September: Four Amicus Briefs Filed

The four amicus briefs were filed in the above-referenced lawsuits by nine Republican members of the NYS Assembly and one Republican NYS Senator. They are largely identical. 

The briefs argue that NYSDEC’s regulatory interpretation of the 2022 statutory amendments unlawfully extends wetlands jurisdiction beyond the statute. Petitioners urge the court to annul the new wetlands regulations at 6 NYCRR Part 664. They focus in particular on how the regulations expand into waters not traditionally considered wetlands based on “unusual importance” factors that amici argue only apply to wetlands below 12.4 acres. 

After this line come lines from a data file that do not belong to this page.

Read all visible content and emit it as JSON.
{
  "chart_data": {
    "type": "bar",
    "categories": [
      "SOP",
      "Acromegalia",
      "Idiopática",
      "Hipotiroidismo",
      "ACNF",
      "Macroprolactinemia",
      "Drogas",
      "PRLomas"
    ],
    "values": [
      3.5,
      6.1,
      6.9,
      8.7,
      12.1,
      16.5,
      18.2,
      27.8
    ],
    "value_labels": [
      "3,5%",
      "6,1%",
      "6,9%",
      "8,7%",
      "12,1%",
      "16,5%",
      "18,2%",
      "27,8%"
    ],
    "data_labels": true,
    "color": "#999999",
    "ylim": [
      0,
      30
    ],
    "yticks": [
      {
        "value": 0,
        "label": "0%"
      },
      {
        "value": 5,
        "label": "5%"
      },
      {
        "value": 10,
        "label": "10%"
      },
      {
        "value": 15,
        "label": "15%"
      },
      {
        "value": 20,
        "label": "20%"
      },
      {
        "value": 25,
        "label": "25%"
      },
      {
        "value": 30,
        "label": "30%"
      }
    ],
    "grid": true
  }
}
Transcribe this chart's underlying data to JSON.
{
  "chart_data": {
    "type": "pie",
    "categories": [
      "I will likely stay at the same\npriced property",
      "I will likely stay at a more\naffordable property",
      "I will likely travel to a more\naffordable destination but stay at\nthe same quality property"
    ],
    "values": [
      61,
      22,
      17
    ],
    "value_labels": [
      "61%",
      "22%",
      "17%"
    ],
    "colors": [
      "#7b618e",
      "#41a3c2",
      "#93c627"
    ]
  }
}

Looking Ahead: Implications of the General Permit and the Litigation 

The General Permit allows developers of qualifying projects, as discussed above, to follow the permit’s standards and conditions rather than obtaining an individual permit. The General Permit is meant to reduce case-by-case review and enable more predictable project timelines, but NYSDEC must ultimately agree on the extent of their jurisdiction over the proposed activity and impacted waterbody. 

During the public comment period, developers and industry groups expressed concern that the new regulations could stall NYS solar development. NYSDEC revised the draft General Permit to incorporate feedback. Notably, the General Permit incorporates some of the substantive standards proposed by the industry, but does not, for example, adopt wetland mitigation standards required by the Office of Renewable Energy Siting (“ORES”), as some commenters had suggested

For 20 to 25 MW projects that opt-in to the Article VIII permitting process, it is uncertain whether applicants can take advantage of the General Permit as a means of complying with ECL Article 15 and 24. NYSDEC proposed that the draft General Permit would not apply to solar projects regulated under Public Service Law Article VIII nor the prior Executive Law 94-C; however, such express exclusionary language does not appear in the final General Permit. As an Article VIII Siting Permit incorporates permit standards and conditions to comply with ECL Articles 15 and 24, Article VIII opt-in applicants will likely need to continue complying with ORES’s wetland mitigation requirements unless and until ORES adopts regulations that align their wetland standards for opt-in projects with those of the General Permit. Thus, the time-saving benefits of the General Permit may primarily benefit solar projects 25 MW and less that are permitted locally and require NYSDEC permits, rather than those projects that opt-into ORES’s streamlined permitting process. 

The General Permit could be impacted by the litigation. Generally, if the court accepts the petitioners’ arguments in the litigation, NYSDEC’s Article 24 reach would narrow. The extent of that narrowing could vary greatly. 

If the courts accept the petitioners’ arguments to their fullest extent in Property Owners v. NYS and set aside the statutory amendments and regulations, there could be dramatic changes to the wetlands legal regime, as the modifications made over the last three years would no longer be in effect.

Any rulings curtailing NYSDEC’s authority in a more limited fashion, whether that would be a full or partial rollback of the 2025 regulations, could reduce the number of sites needing Article 24 authorization, and thus the practical relevance of the General Permit could shrink. 

Rulings upholding NYSDEC’s approach would make the General Permit an increasingly useful streamlined permitting scheme for qualifying solar projects.

Whether the statutory amendments, new regulations, and the General Permit continue as they are turns on the pending cases. In the meantime, community and distributed solar developers should consider the General Permit standards early on in their design process to determine whether avoidance or minimization allows coverage under the General Permit.